The quarterly Premier study of hospitals and health systems explores economic and industry trends impacting alliance members and the industry as a whole.
Listed below are six findings from the survey:
1. Just over one third, 35.4 percent, of respondents cited reimbursement cuts, including market basket and productivity adjustments, and PPACA pay-for-performance penalties as major concerns over the next year, down from 46.7 percent one year ago.

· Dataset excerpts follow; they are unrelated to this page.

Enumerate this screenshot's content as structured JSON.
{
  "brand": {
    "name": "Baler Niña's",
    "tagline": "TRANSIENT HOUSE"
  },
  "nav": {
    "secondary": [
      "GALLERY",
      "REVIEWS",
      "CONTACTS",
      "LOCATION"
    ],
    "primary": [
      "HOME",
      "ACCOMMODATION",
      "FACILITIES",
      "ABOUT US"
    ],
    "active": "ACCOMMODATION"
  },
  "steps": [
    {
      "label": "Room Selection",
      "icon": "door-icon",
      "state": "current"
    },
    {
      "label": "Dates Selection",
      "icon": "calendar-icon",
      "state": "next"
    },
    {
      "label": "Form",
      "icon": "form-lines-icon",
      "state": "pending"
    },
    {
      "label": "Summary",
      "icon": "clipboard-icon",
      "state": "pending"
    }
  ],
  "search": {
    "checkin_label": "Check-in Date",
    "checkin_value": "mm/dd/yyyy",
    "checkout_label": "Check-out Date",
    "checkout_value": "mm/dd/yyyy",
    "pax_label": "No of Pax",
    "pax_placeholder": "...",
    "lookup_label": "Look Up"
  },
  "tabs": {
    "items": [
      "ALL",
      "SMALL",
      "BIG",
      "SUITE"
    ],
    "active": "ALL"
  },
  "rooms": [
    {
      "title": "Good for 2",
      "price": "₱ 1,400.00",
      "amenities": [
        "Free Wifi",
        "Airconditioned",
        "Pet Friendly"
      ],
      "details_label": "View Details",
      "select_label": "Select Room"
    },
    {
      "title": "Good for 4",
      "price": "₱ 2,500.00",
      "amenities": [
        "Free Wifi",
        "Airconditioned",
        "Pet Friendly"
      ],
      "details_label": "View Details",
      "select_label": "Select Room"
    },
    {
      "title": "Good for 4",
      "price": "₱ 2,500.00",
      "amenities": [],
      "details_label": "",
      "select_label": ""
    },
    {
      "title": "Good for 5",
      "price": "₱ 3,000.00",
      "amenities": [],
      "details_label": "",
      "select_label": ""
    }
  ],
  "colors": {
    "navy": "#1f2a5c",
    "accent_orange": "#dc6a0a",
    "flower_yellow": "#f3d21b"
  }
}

2. A vast majority (77.5 percent) of C-suite executives have resource utilization programs in place to better control the use of expensive supplies and purchased services, allowing them to better manage reimbursement reductions.
3. Roughly 60.8 percent of C-suite executives have or have implemented clinical quality programs to help them reduce patient length of stay.
4. Although compliance with PPACA mandates remains a top driver of costs for 23.2 percent of those surveyed, it is lessening in importance, as 36.2 percent of respondents listed it as a top driver of costs in spring 2012.
5. The primary care physician shortage remains a concern for 68.3 percent of C-suite executives, with concerns being higher in the northeast/mid-Atlantic (70.4 percent) and the southeast (73.3 percent) regions.
6. Increasingly, hospitals are shifting their focus to the voluntary programs within the PPACA, with 26 percent of respondents citing new care delivery and payment models such as accountable care and bundling, up from 14.3 percent last year.